HESI RN
HESI 799 RN Exit Exam Capstone
1. Which dietary instruction is most important for a client with renal disease?
- A. Avoid all protein-rich foods.
- B. Limit fluid intake to 1500 ml/day.
- C. Increase potassium intake to prevent weakness.
- D. Eat small, frequent meals high in carbohydrates.
Correct answer: B
Rationale: The most important dietary instruction for a client with renal disease is to limit fluid intake to 1500 ml/day. This is essential to prevent fluid overload, manage electrolyte balance, and reduce strain on the kidneys. Choice A is incorrect because while protein restriction may be necessary in some cases, avoiding all protein-rich foods is not recommended as some protein intake is essential for overall health. Choice C is incorrect because increasing potassium intake is generally not advised for clients with renal disease, as they often need to limit potassium intake. Choice D is also incorrect because while consuming small, frequent meals may be helpful, emphasizing a diet high in carbohydrates is not typically the primary focus for clients with renal disease.
2. A client with pneumonia is receiving intravenous (IV) antibiotics. Which assessment finding indicates that the client's condition is improving?
- A. Client's respiratory rate decreases from 24 to 20 breaths per minute
- B. White blood cell count decreases to normal range
- C. Client reports increased energy levels
- D. Cough becomes productive with green sputum
Correct answer: B
Rationale: A decrease in white blood cell count indicates that the infection is responding to treatment and the client's condition is improving. Monitoring the white blood cell count is a more objective indicator of the body's response to the antibiotics. Choices A, C, and D may also be positive signs, but they are less specific and may vary among individuals. Respiratory rate alone may not be sufficient to indicate improvement, as other factors can influence it. Energy levels and cough characteristics are subjective and may not always correlate with the effectiveness of antibiotic treatment.
3. While palpating the gallbladder of a mildly obese client, what finding does the nurse expect if the gallbladder is inflamed?
- A. Severe tenderness and guarding
- B. Slight discomfort upon palpation
- C. A sensation of fullness
- D. No symptoms unless the gallbladder is extremely inflamed
Correct answer: A
Rationale: Correct. If the gallbladder is inflamed, the nurse would expect to find severe tenderness and guarding, which are typical signs of acute cholecystitis. This indicates an inflammatory process in the gallbladder. Choices B, C, and D are incorrect because slight discomfort, a sensation of fullness, or no symptoms unless extremely inflamed are not typical findings associated with gallbladder inflammation.

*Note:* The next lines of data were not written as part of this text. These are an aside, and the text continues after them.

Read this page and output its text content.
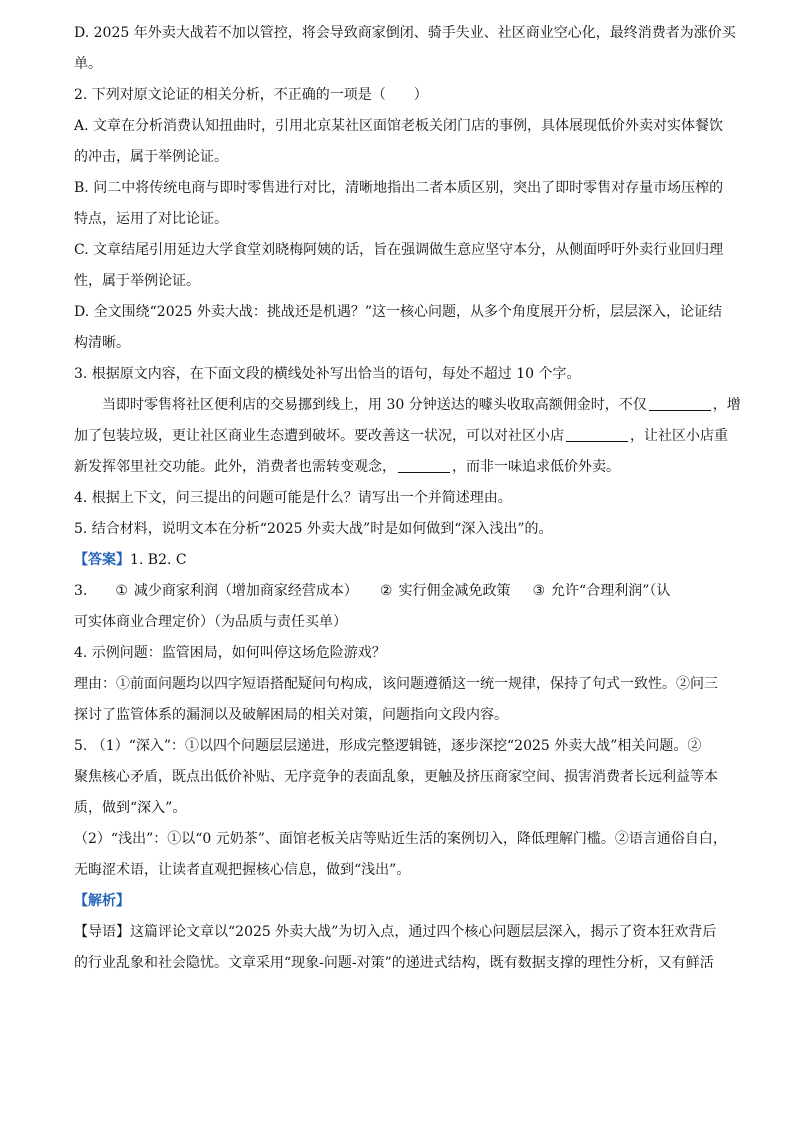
D. 2025 年外卖大战若不加以管控，将会导致商家倒闭、骑手失业、社区商业空心化，最终消费者为涨价买
单。
2. 下列对原文论证的相关分析，不正确的一项是（　　）
A. 文章在分析消费认知扭曲时，引用北京某社区面馆老板关闭门店的事例，具体展现低价外卖对实体餐饮
的冲击，属于举例论证。
B. 问二中将传统电商与即时零售进行对比，清晰地指出二者本质区别，突出了即时零售对存量市场压榨的
特点，运用了对比论证。
C. 文章结尾引用延边大学食堂刘晓梅阿姨的话，旨在强调做生意应坚守本分，从侧面呼吁外卖行业回归理
性，属于举例论证。
D. 全文围绕“2025 外卖大战：挑战还是机遇？”这一核心问题，从多个角度展开分析，层层深入，论证结
构清晰。
3. 根据原文内容，在下面文段的横线处补写出恰当的语句，每处不超过 10 个字。
当即时零售将社区便利店的交易挪到线上，用 30 分钟送达的噱头收取高额佣金时，不仅	，增
加了包装垃圾，更让社区商业生态遭到破坏。要改善这一状况，可以对社区小店	，让社区小店重
新发挥邻里社交功能。此外，消费者也需转变观念，	，而非一味追求低价外卖。
4. 根据上下文，问三提出的问题可能是什么？请写出一个并简述理由。
5. 结合材料，说明文本在分析“2025 外卖大战”时是如何做到“深入浅出”的。
【答案】1. B2. C
3. ① 减少商家利润（增加商家经营成本） ② 实行佣金减免政策 ③ 允许“合理利润”（认
可实体商业合理定价）（为品质与责任买单）
4. 示例问题：监管困局，如何叫停这场危险游戏？
理由：①前面问题均以四字短语搭配疑问句构成，该问题遵循这一统一规律，保持了句式一致性。②问三
探讨了监管体系的漏洞以及破解困局的相关对策，问题指向文段内容。
5. （1）“深入”：①以四个问题层层递进，形成完整逻辑链，逐步深挖“2025 外卖大战”相关问题。②
聚焦核心矛盾，既点出低价补贴、无序竞争的表面乱象，更触及挤压商家空间、损害消费者长远利益等本
质，做到“深入”。
（2）“浅出”：①以“0 元奶茶”、面馆老板关店等贴近生活的案例切入，降低理解门槛。②语言通俗自白，
无晦涩术语，让读者直观把握核心信息，做到“浅出”。
【解析】
【导语】这篇评论文章以“2025 外卖大战”为切入点，通过四个核心问题层层深入，揭示了资本狂欢背后
的行业乱象和社会隐忧。文章采用“现象-问题-对策”的递进式结构，既有数据支撑的理性分析，又有鲜活
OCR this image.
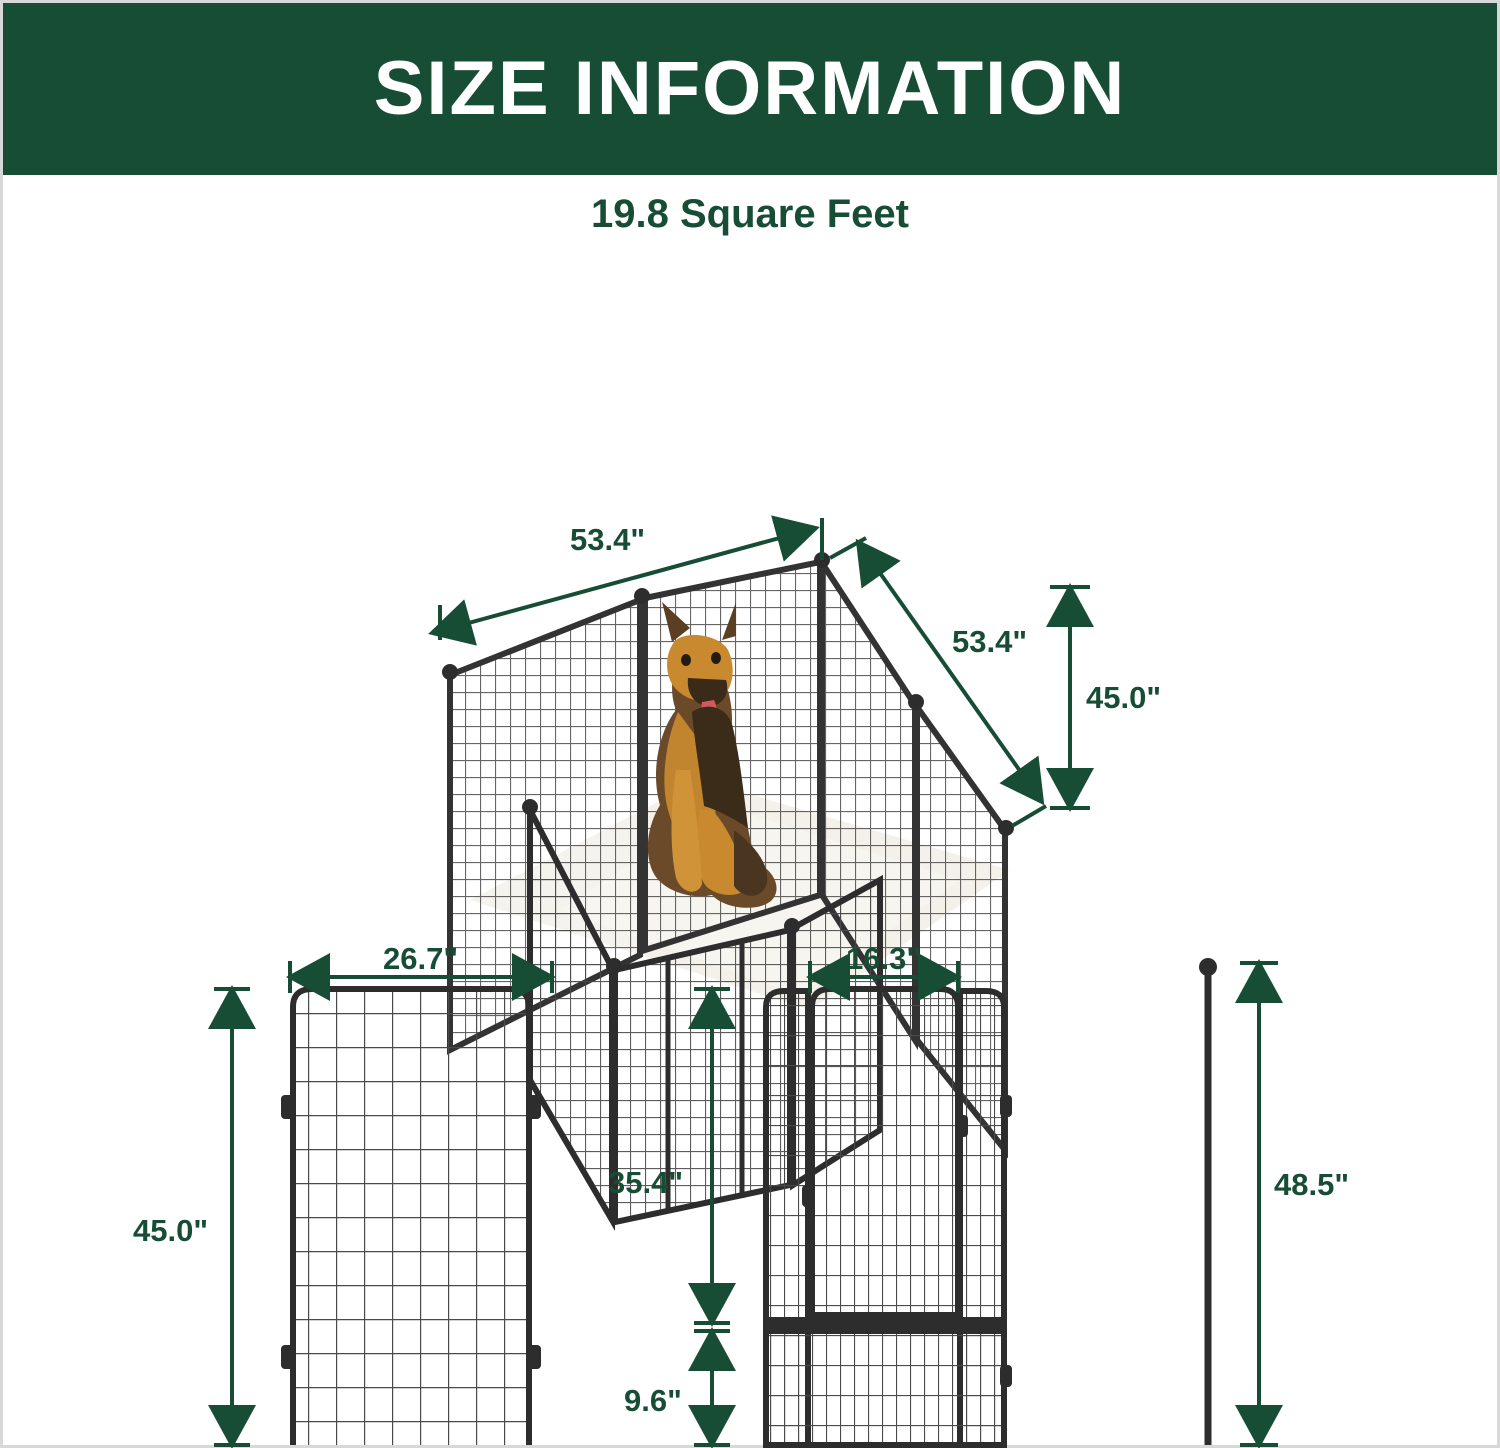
SIZE INFORMATION
19.8 Square Feet
53.4"
53.4"
45.0"
26.7"
45.0"
16.3"
35.4"
9.6"
48.5"
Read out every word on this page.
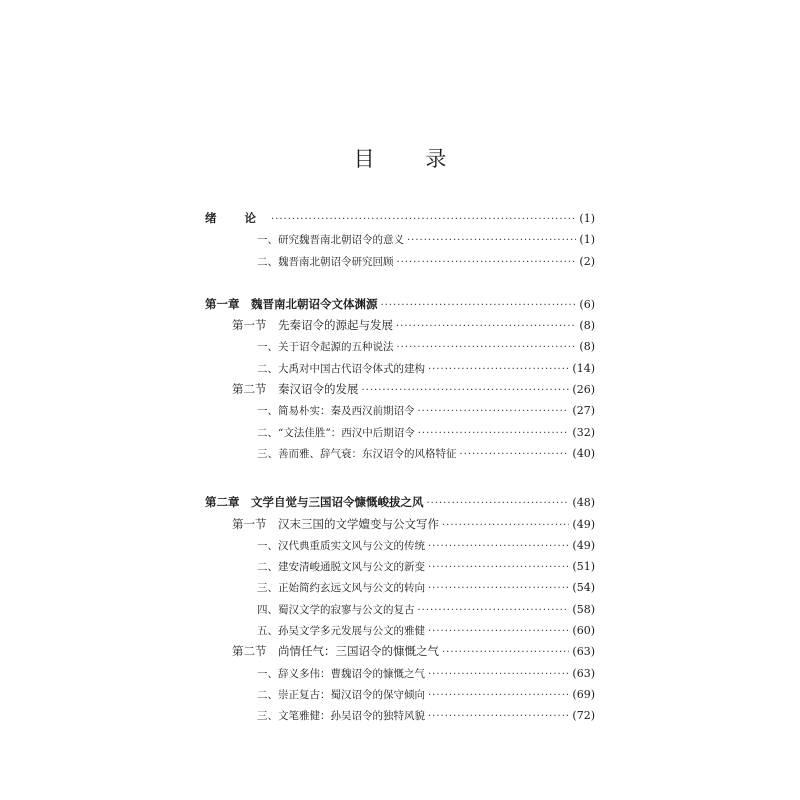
目 录
绪 论 ·····	(1)
一、研究魏晋南北朝诏令的意义 ·····	(1)
二、魏晋南北朝诏令研究回顾 ·····	(2)
第一章　魏晋南北朝诏令文体渊源 ·····	(6)
第一节　先秦诏令的源起与发展 ·····	(8)
一、关于诏令起源的五种说法 ·····	(8)
二、大禹对中国古代诏令体式的建构 ·····	(14)
第二节　秦汉诏令的发展 ·····	(26)
一、简易朴实：秦及西汉前期诏令 ·····	(27)
二、“文法佳胜”：西汉中后期诏令 ·····	(32)
三、善而雅、辞气衰：东汉诏令的风格特征 ·····	(40)
第二章　文学自觉与三国诏令慷慨峻拔之风 ·····	(48)
第一节　汉末三国的文学嬗变与公文写作 ·····	(49)
一、汉代典重质实文风与公文的传统 ·····	(49)
二、建安清峻通脱文风与公文的新变 ·····	(51)
三、正始简约玄远文风与公文的转向 ·····	(54)
四、蜀汉文学的寂寥与公文的复古 ·····	(58)
五、孙吴文学多元发展与公文的雅健 ·····	(60)
第二节　尚情任气：三国诏令的慷慨之气 ·····	(63)
一、辞义多伟：曹魏诏令的慷慨之气 ·····	(63)
二、崇正复古：蜀汉诏令的保守倾向 ·····	(69)
三、文笔雅健：孙吴诏令的独特风貌 ·····	(72)
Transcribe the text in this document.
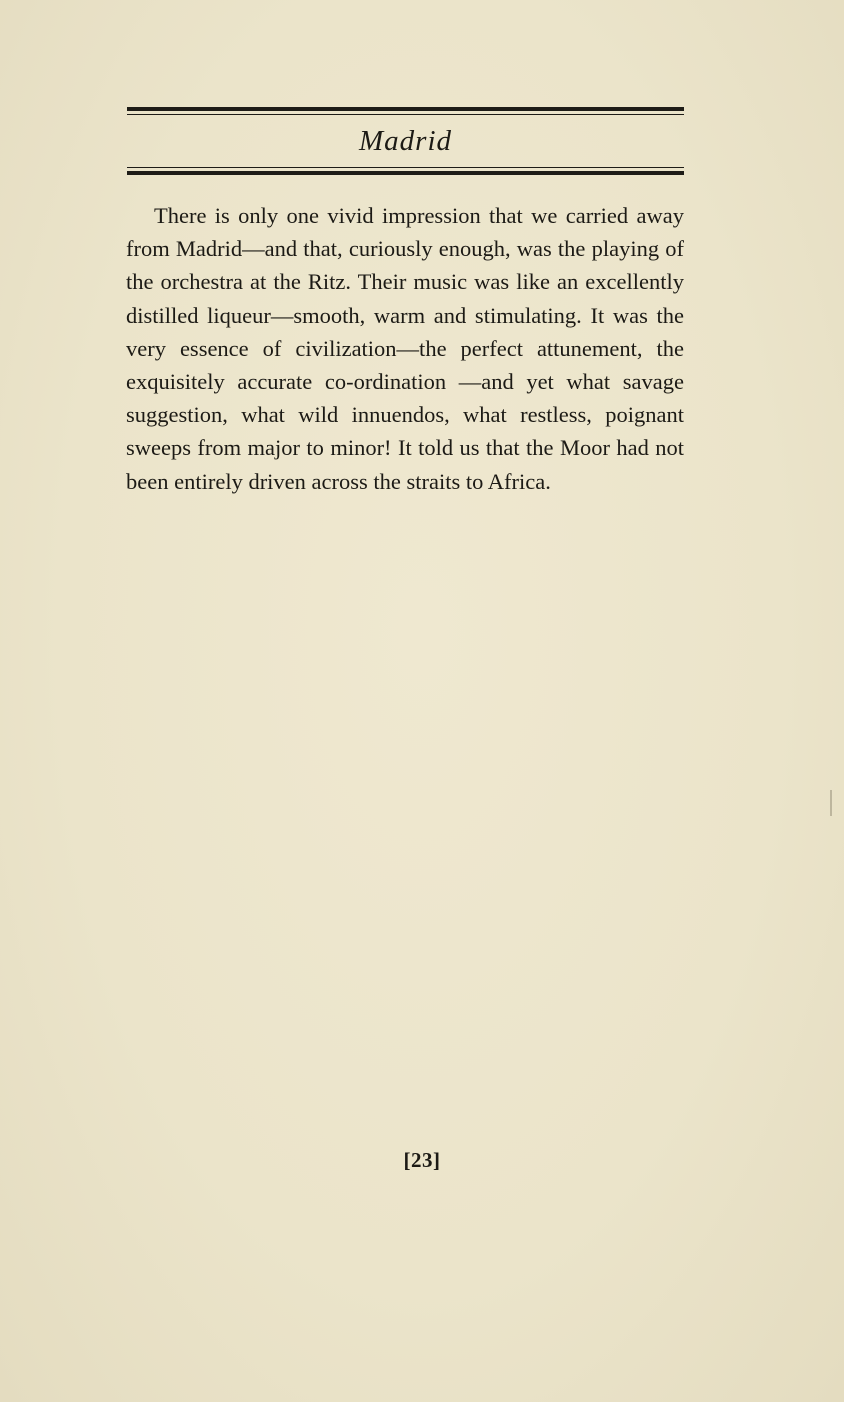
Madrid

There is only one vivid impression that we carried away from Madrid—and that, curiously enough, was the playing of the orchestra at the Ritz. Their music was like an excellently distilled liqueur—smooth, warm and stimulating. It was the very essence of civilization—the perfect attunement, the exquisitely accurate co-ordination —and yet what savage suggestion, what wild innuendos, what restless, poignant sweeps from major to minor! It told us that the Moor had not been entirely driven across the straits to Africa.

[23]
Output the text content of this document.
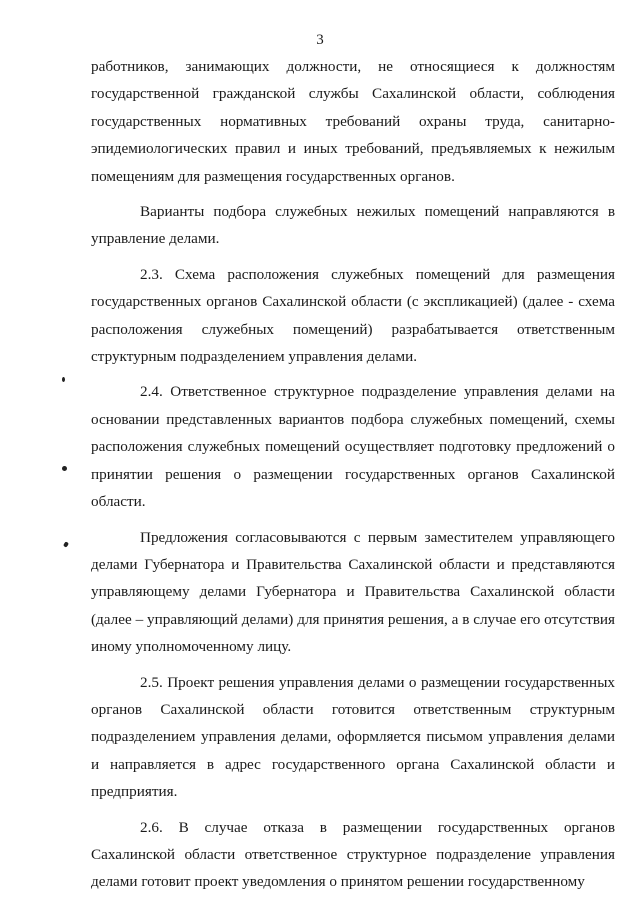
3

работников, занимающих должности, не относящиеся к должностям государственной гражданской службы Сахалинской области, соблюдения государственных нормативных требований охраны труда, санитарно-эпидемиологических правил и иных требований, предъявляемых к нежилым помещениям для размещения государственных органов.

Варианты подбора служебных нежилых помещений направляются в управление делами.

2.3. Схема расположения служебных помещений для размещения государственных органов Сахалинской области (с экспликацией) (далее - схема расположения служебных помещений) разрабатывается ответственным структурным подразделением управления делами.

2.4. Ответственное структурное подразделение управления делами на основании представленных вариантов подбора служебных помещений, схемы расположения служебных помещений осуществляет подготовку предложений о принятии решения о размещении государственных органов Сахалинской области.

Предложения согласовываются с первым заместителем управляющего делами Губернатора и Правительства Сахалинской области и представляются управляющему делами Губернатора и Правительства Сахалинской области (далее – управляющий делами) для принятия решения, а в случае его отсутствия иному уполномоченному лицу.

2.5. Проект решения управления делами о размещении государственных органов Сахалинской области готовится ответственным структурным подразделением управления делами, оформляется письмом управления делами и направляется в адрес государственного органа Сахалинской области и предприятия.

2.6. В случае отказа в размещении государственных органов Сахалинской области ответственное структурное подразделение управления делами готовит проект уведомления о принятом решении государственному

4. A client with chronic obstructive pulmonary disease (COPD) presents with a respiratory rate of 32 breaths per minute and an oxygen saturation of 86%. What is the nurse's first action?
- A. Administer oxygen at 2 L/min via nasal cannula.
- B. Notify the healthcare provider immediately.
- C. Position the client in high Fowler's position.
- D. Suction the client's airway.
Correct answer: A
Rationale: Administering oxygen at 2 L/min via nasal cannula is the nurse's first action when a client with COPD presents with a respiratory rate of 32 breaths per minute and an oxygen saturation of 86%. Oxygen therapy helps improve oxygen saturation in patients with COPD and respiratory distress. While notifying the healthcare provider is important, immediate intervention to improve oxygenation takes priority. Positioning the client in high Fowler's position can also assist with breathing but is not the initial action in this scenario. Suctioning the airway is not indicated unless there are secretions obstructing the airway, which is not mentioned in the scenario.
5. The nurse is providing care for a client with schizophrenia who receives haloperidol decanoate 75 mg IM every 4 weeks. The client begins developing puckering and smacking of the lips and facial grimacing. Which intervention should the nurse implement?
- A. Discontinue the medication immediately
- B. Increase the dose of haloperidol
- C. Complete the abnormal involuntary movement scale (AIMS)
- D. Monitor the client for signs of agitation
Correct answer: C
Rationale: These symptoms are characteristic of tardive dyskinesia, a side effect of long-term antipsychotic use. The nurse should assess the severity of these movements using the AIMS scale and report to the healthcare provider for further management. Discontinuing the medication abruptly (Choice A) can lead to withdrawal symptoms and worsening of the condition. Increasing the dose of haloperidol (Choice B) can exacerbate the symptoms of tardive dyskinesia. Monitoring for signs of agitation (Choice D) is important but does not address the specific side effect described.